Así me dijo hace muchos años un ranchero mexicano, al evocar la violencia entre vecinos y pueblos, por cuestiones de límites de propiedad y territorio. Ayer, de pura casualidad, vi y escuché en Instagram al viejo hermoso, Alain Delon, que, en otras palabras, dice lo mismo. Manifiesta su cansancio, su hartazgo frente a lo que pasa cada día en el mundo, lo que nos anuncia la televisión y machacan todos los medios de comunicación. Dice que, retirado del mundo, vive en su casa en el campo, solo, con sus inocentes animales y espera que no tarde la muerte para alejarlo de aquel infierno creado por los humanos. “Hay que cultivar nuestro jardín”, dice Voltaire al final de su Candide. Como Alain Delon.

Piensen un poco en la violencia que arde por todos lados, las guerras, las matanzas indiscriminadas, la matanza de civiles, la masacre universal en absoluta violación de todas las leyes de la guerra tan penosamente elaboradas a lo largo de los siglos. El acontecimiento más reciente es el asalto desatado por la organización fanática islamista Hamas, desde Gaza, contra un Israel cuya política “imbécil” (así la califica Eli Barnavi, exembajador israelí en Francia) comparte la responsabilidad del desastre.

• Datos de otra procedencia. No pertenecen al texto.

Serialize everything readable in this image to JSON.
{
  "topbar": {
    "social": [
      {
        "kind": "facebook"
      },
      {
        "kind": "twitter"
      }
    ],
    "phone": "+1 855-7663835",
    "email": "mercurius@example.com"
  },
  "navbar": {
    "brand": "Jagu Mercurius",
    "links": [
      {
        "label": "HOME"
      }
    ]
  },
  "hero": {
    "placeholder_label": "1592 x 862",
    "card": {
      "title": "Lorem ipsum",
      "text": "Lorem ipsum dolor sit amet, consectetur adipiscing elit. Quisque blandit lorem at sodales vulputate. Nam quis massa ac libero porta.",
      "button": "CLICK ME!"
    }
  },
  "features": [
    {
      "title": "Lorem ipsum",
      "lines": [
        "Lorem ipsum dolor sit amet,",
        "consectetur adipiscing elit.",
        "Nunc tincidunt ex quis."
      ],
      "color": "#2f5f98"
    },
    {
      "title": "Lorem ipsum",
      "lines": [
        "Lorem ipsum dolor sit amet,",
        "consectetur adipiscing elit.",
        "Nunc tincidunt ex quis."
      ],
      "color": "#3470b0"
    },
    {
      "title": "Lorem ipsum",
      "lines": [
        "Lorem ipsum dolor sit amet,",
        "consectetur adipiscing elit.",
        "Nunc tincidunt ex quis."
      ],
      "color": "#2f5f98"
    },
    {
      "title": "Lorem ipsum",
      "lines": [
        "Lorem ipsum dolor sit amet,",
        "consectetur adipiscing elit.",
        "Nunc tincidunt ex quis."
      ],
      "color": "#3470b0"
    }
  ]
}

Un asalto que en lugar de ser una atrevida operación militar degeneró en abominable crimen de guerra. No alcanzaré a enumerar la lista completa de guerras internacionales y civiles que ensangrientan al mundo. La agresión de Rusia contra Ucrania, que va a cumplir 600 días y ha costado la vida a más de doscientos mil personas, va para largo, con un desprecio absoluto a la población civil. Siria y Libia siguen hundidas en la guerra civil y la intervención extranjera, como Yemen y Líbano están temblando. Hemos olvidado el drama interminable que viven países como Congo (millones de muertos en diez años), Sudán, Etiopía, Afganistán… Son demasiado numerosas las conflagraciones.

A esa omnipresencia de la guerra entre soldados y ejércitos, hay que añadir el horror abismal de la violencia que atormenta a nuestro país y a muchos otros como Brasil o Colombia y que se extiende a Ecuador y a quién sabe cuántos más. Héctor de Mauleón nos lo dijo en una nuez en su artículo “¿Cuántas más como Montserrat?”. Me costó trabajo leerlo. “Por cinco mil pesos se iba a borrar para siempre la desgracia de Montserrat. En una ciudad donde las desapariciones se han desatado en los últimos años de manera histórica, ¿cuántos feminicidios habrán sido ocultados en el charco de la corrupción y de la complicidad?”. ¿Qué nos está pasando? Entramos hace tiempo en un capítulo de nuestra historia que algún día bautizarán como “la Violencia”, violencia que se extiende cada día, una historia escrita con la sangre y que está lejos de terminar.

La muerte es el capítulo final normal de la vida. Cierto. Pero no la muerte de Montserrat, ni la de los soldados rusos y ucranianos, ni la de los civiles masacrados por Hamas cuando asistían a un concierto, tampoco la de los civiles sepultados por los bombardeos israelíes en Gaza. Esas muertes son inadmisibles y deberían ser combatidas, pero no sé cómo. En un libro de Elías Canetti que no leí, sino por conducto de otro autor, Cees Nooteboom, se encuentra esa frase que me ayuda: De repente, los muertos resucitados acusan a Dios en todas las lenguas de la tierra: este es el verdadero juicio final.

Leí esa frase a la hora de la ofensiva de Hamas y de repente me di cuenta que Canetti vibraba con la misma indignación que manifestaba don Bernardo cuando me dijo La humanidad es una raza maldita. La vida como un complot urdido por Dios contra los hombres cuando nos dejó la libertad de escoger entre el bien y el mal, cuando dejó a Caín la libertad de decidir matar a Abel. Lo peor es que cuando Caín no mata a Abel, puede que Abel mate a Caín.